THE BALING HOOK
‘I am very good at puzzles. I am the best,’ said Little Daphnis.
The gatekeeper looked doubtful and smiled crookedly. ‘A scrap of a thing like you? Tell me another. Go off and leave the labyrinth to fools a good deal older than you.’
‘I have a baling hook. It’s iron. The smith made it for me. I gave him one of my gold nuggets. Here’s the other for you if you’ll allow me to enter the labyrinth,’ said Daphnis, taking the baling hook and the nugget from the sack she carried.
‘Ah, that’s altogether different then, isn’t it?’ said the gatekeeper, and his eyes widened, sparkling with greed. ‘Give me that nugget, and I’ll let you through. Keep the hook for all the help it won’t be. You will be number 1,852 to enter. If you succeed, you will be number 1 to return with the key.’
The gatekeeper swung wide the gate, and Little Daphnis entered the labyrinth. The gateway disappeared, and she found herself on a narrow path between high smooth walls running off to the left and to the right out of sight. Daphnis considered for a moment, and then tentatively touched the wall. The walls rotated. The path now went forward or back out of sight. Oh. She touched the wall again. The path spun madly. She took her hand away. The spinning stopped. The path stays ever straight, but where it goes depends on the spin of the walls, thought Little Daphnis. I’ll walk a while before I touch the wall again. She walked along the ever straight unchanging path. High overhead she could see the sky. Why don’t I dig footholds in the wall with my hook and climb up to have a look around? she asked herself. She scratched and scraped at the wall with the baling hook, but when she freed the hook to make a second step, the first gash healed.
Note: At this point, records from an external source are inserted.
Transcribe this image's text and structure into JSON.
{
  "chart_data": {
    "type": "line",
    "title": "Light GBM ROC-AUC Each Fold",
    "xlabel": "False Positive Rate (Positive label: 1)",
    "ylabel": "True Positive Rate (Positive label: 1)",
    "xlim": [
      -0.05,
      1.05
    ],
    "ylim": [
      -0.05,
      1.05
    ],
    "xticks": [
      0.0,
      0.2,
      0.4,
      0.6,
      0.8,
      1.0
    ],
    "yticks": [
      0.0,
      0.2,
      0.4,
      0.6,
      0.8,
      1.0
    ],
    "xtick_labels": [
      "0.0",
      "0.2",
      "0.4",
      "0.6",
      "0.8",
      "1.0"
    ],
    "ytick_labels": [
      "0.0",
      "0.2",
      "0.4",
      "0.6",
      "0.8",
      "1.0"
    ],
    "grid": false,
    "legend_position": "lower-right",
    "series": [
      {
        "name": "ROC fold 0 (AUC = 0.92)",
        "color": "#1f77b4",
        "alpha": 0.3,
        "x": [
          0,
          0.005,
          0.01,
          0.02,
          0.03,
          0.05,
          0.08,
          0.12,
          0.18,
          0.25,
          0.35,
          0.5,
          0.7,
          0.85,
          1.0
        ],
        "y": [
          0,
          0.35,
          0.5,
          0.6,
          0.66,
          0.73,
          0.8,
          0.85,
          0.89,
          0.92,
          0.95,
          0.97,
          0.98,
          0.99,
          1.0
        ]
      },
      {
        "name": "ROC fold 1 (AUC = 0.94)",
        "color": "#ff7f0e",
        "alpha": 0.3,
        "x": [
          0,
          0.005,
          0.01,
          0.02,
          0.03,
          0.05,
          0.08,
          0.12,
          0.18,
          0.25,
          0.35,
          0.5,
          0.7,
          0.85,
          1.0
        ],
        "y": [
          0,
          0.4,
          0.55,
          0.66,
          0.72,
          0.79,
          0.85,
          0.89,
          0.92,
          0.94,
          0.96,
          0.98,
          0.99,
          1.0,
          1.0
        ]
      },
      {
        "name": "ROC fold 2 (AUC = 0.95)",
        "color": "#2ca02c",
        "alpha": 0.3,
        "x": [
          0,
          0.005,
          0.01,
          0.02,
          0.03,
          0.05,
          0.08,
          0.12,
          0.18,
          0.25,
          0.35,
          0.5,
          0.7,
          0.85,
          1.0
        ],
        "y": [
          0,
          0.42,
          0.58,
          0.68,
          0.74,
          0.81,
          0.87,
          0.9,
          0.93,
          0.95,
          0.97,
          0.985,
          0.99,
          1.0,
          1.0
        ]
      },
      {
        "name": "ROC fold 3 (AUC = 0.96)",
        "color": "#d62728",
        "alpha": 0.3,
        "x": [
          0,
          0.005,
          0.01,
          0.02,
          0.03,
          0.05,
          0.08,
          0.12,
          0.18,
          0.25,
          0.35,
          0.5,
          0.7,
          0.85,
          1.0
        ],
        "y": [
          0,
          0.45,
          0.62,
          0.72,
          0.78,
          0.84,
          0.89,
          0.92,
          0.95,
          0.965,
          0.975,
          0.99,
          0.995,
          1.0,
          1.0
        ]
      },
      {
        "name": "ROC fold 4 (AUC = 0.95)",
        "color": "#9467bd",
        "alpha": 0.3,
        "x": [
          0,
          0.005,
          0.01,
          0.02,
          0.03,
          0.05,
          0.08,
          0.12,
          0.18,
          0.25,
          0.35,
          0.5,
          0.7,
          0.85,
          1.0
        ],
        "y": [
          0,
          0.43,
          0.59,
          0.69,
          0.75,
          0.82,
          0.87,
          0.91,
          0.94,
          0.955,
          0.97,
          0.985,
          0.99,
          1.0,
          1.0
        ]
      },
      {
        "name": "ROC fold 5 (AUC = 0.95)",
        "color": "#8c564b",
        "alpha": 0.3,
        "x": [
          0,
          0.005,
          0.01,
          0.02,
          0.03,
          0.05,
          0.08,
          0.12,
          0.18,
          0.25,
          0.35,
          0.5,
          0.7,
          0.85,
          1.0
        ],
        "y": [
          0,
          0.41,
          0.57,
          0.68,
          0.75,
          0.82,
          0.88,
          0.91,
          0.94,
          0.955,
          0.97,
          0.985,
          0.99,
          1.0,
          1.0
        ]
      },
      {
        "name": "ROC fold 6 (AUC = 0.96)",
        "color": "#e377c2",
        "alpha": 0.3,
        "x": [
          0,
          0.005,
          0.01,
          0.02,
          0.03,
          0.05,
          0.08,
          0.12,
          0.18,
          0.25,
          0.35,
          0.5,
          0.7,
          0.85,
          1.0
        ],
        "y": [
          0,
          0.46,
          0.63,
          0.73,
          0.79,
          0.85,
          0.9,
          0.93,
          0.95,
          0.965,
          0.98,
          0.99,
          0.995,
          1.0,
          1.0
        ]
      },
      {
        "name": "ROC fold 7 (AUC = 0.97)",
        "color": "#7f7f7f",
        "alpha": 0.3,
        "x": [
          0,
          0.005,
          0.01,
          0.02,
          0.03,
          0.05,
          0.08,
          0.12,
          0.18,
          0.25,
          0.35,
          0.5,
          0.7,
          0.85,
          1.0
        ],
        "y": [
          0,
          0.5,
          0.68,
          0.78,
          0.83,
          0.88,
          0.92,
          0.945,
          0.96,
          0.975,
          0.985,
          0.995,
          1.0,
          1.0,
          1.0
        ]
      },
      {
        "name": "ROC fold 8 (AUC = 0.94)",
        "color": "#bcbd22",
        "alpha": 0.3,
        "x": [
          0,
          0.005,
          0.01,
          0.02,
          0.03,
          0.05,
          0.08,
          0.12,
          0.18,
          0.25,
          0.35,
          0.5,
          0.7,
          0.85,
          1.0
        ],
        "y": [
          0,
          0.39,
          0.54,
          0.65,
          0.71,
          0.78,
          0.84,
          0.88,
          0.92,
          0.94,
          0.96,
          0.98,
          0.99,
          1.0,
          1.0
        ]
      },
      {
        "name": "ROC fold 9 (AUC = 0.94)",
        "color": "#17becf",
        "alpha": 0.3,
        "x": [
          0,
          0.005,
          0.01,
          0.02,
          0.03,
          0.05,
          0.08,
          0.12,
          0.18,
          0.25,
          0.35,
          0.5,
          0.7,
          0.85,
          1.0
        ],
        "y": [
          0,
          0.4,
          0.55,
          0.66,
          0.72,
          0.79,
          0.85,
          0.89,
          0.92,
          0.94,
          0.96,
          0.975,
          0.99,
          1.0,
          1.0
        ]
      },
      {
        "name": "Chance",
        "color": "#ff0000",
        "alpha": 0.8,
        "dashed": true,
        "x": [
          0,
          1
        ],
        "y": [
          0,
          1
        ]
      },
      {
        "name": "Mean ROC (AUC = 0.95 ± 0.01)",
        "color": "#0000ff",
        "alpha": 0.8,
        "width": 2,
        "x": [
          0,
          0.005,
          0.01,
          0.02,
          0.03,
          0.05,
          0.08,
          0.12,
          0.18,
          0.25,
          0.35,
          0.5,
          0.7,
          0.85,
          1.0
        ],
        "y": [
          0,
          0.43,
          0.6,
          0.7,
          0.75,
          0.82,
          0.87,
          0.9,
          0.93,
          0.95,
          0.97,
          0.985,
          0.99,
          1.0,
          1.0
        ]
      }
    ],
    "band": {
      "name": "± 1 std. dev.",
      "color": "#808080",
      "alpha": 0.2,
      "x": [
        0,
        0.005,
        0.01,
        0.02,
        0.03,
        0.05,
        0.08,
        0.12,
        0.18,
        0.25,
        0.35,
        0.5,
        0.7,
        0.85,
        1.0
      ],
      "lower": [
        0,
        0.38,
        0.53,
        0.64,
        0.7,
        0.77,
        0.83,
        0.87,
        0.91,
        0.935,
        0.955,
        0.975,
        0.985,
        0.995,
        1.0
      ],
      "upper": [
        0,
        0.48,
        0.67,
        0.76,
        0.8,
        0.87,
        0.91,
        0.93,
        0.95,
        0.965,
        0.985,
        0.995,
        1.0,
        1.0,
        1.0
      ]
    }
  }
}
So much for that idea, she thought. She sat down. She made the path spin and stop, spin and stop by tapping at one wall, then the other. This is getting me nowhere, thought Daphnis, and she idly scratched her baling hook beside her along the path. The path fell away beneath her. Glowing green stairs appeared. This is better,she thought.
Down the stairs she hurried, and when she had descended the last step, she faced a great metal door. She pushed at it. It didn’t budge. She stepped back to think. She stepped forward and swung her baling hook with every ounce of her strength at the door. CLANG. The door swung open.
‘Huh?’ said the gatekeeper, jumping up and grabbing at his chest.
‘I am very good at puzzles. I am the best,’ said Little Daphnis.